Fernando Prats, no solo entierra en los hielos un compendio con su “memoria de obra”, sino que años más tarde  -en Polonia-  hace congelar una determinada cantidad de agua de las lagunas sobre las que se vertía las cenizas de los campos de exterminio.  Congelar un tiempo de cenizas.

Tere Aninat produce una pieza sonora  -para la conmemoración del cuarto centenario del  descubrimiento del Cabo de Hornos-, con los nombres  de todos los navíos naufragados en su travesía, transmitidos en alfabeto morse, a través de una la gran red de radioaficionados de Chile, como soporte de obra. 
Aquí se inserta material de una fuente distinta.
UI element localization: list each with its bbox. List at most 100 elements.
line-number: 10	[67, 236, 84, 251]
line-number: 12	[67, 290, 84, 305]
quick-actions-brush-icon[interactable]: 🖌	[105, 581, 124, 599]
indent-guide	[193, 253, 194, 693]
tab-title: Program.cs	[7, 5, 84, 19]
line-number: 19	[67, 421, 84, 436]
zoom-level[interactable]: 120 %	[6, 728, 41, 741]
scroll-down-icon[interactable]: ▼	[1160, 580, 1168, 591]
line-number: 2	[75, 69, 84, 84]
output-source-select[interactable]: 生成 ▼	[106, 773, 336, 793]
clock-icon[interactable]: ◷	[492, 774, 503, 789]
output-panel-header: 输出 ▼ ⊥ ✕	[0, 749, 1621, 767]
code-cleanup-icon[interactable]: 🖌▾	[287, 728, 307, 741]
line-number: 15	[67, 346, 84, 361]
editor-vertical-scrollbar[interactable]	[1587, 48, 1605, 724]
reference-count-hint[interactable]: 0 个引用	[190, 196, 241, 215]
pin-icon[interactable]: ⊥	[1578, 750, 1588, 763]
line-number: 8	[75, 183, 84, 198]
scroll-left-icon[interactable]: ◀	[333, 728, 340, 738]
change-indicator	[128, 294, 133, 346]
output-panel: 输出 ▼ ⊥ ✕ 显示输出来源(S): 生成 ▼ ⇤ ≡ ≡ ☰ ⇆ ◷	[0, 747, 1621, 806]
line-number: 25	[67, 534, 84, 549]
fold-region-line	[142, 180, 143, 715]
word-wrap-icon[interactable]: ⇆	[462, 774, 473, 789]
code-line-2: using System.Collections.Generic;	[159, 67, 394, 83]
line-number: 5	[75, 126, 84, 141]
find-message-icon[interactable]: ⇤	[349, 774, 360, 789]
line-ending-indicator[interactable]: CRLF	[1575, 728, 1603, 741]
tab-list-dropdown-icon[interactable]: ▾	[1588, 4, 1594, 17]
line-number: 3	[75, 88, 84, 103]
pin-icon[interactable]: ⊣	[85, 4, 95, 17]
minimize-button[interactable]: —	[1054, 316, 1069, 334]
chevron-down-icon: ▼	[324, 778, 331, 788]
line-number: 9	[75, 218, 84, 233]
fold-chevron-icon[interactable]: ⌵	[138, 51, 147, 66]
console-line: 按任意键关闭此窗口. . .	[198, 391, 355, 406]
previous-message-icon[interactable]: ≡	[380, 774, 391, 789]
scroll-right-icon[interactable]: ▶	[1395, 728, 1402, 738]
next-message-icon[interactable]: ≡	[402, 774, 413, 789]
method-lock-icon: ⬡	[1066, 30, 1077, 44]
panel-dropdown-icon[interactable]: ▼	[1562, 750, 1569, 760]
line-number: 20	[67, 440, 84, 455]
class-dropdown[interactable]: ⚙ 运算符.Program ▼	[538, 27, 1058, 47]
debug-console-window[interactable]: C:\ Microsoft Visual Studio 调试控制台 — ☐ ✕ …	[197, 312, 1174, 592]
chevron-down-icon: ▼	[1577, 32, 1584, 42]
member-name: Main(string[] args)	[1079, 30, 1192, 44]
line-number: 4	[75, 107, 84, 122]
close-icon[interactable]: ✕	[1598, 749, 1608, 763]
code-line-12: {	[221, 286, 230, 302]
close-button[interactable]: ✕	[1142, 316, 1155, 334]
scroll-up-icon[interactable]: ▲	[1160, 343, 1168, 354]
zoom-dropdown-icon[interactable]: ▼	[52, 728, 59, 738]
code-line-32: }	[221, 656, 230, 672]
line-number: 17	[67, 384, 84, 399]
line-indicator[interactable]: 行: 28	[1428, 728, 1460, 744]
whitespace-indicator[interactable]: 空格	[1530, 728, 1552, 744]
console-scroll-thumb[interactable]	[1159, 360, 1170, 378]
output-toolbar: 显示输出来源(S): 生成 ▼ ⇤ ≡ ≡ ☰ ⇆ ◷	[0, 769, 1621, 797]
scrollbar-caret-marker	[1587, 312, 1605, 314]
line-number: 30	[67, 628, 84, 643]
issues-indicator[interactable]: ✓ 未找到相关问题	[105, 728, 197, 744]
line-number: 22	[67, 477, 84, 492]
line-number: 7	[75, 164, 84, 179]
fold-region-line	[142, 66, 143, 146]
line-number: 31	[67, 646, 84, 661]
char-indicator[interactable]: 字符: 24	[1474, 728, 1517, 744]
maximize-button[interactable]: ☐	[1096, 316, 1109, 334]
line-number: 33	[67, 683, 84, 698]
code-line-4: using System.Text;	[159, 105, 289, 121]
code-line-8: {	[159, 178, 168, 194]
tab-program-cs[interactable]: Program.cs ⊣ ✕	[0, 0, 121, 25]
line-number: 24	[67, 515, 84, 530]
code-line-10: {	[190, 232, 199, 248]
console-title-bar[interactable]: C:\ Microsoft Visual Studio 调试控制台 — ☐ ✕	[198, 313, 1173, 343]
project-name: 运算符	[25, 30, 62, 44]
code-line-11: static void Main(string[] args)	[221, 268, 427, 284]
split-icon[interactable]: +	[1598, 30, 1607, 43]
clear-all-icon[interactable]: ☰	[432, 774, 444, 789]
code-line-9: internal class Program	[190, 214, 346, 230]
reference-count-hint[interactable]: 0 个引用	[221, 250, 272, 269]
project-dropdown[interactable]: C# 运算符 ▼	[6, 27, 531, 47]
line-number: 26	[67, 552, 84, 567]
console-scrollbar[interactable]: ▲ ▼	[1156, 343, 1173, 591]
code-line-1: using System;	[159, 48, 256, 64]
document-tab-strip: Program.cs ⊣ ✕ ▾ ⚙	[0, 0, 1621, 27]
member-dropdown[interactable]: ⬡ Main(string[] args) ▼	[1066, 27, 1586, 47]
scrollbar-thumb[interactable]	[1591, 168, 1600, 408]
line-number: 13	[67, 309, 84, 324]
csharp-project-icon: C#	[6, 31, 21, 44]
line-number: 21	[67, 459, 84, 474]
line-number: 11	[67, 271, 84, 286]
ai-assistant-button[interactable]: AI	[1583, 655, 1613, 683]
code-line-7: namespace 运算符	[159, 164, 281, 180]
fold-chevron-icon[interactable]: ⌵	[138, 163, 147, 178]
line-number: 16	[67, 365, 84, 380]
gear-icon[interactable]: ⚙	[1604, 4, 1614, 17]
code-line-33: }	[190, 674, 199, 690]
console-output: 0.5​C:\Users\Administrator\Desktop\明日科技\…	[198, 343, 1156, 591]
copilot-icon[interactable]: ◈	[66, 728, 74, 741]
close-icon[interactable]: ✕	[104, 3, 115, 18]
Gianfranco Foschino aborda –por su parte-  una reflexión sin concesiones sobre la belleza intensa de una naturaleza inquietante que seduce y repele, al tiempo que exalta e infunde respeto en su tremenda majestad.  Sin embargo, a ciencia cierta, lo que infunde respeto es su propia pulcritud  como artista.

Pues bien: estas tres menciones dan lugar a un montaje que pone en crisis la configuración de la escena, teniendo que agregar a estos cierres, la instalación recién inaugurada de Claudio Correa en el MNBA, que remite a la  determinación de la literatura polar,  que solo traslada la espectralidad desde la que se suspende la disolución del “navío”, en su materialidad flotante, divulgando la más eficiente metáfora de hundimiento de la escena plástica nacional.